Que valent vraiment ces outils ?

John Mueller de Google avait critiqué ces outils en janvier 2016 : selon lui, une mise à jour soit disant détectée par ces outils n’existait pas, et il a déclaré que selon lui, ces outils détectaient « les mauvais signaux ».

A l’usage, c’est vrai que l’on constate des différences notables entre les mesures de ces différents outils : quand l’un montre un pic, un autre peut très bien ne rien montrer du tout ! La plupart de ces outils, à dire vrai, sont conçus comme des outils marketing. Ils fonctionnent sur un échantillon de requêtes réduit (10 000 mots clés pour Mozcast), et qui n’est pas forcément choisi de manière très scientifique (d’où les différences de mesure).

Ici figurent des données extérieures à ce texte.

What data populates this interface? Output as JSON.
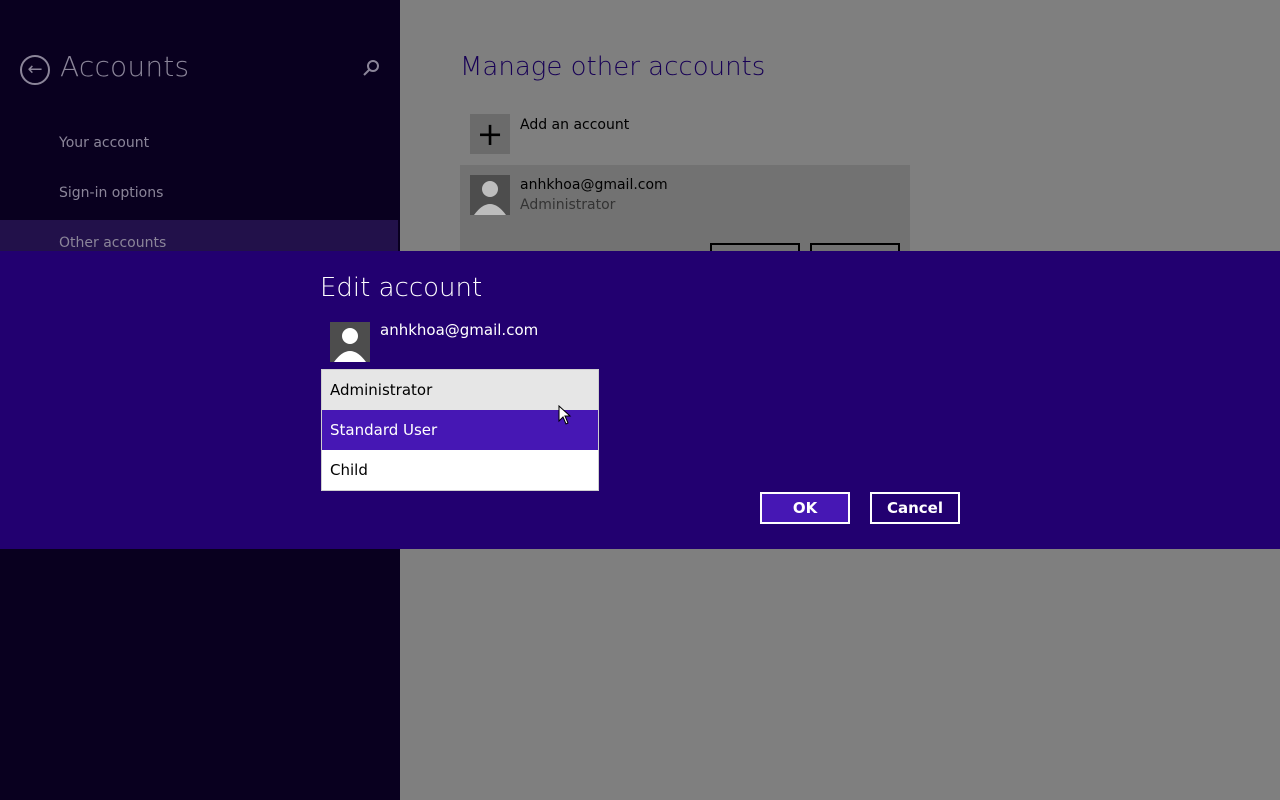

Par ailleurs, la formule de calcul de l’indice utilisée est systématiquement non précisée. C’est sans doute pour préserver un secret de fabrication, mais cela évite aussi que l’on puisse critiquer la validité de la mesure.

Ceci dit, quand la plupart de ces outils montrent de violents changements dans les classements, cela signifie quelque chose. Car en général, les porte-paroles de Google finissent par avouer qu’il y a bien eu une mise à jour de l’algorithme.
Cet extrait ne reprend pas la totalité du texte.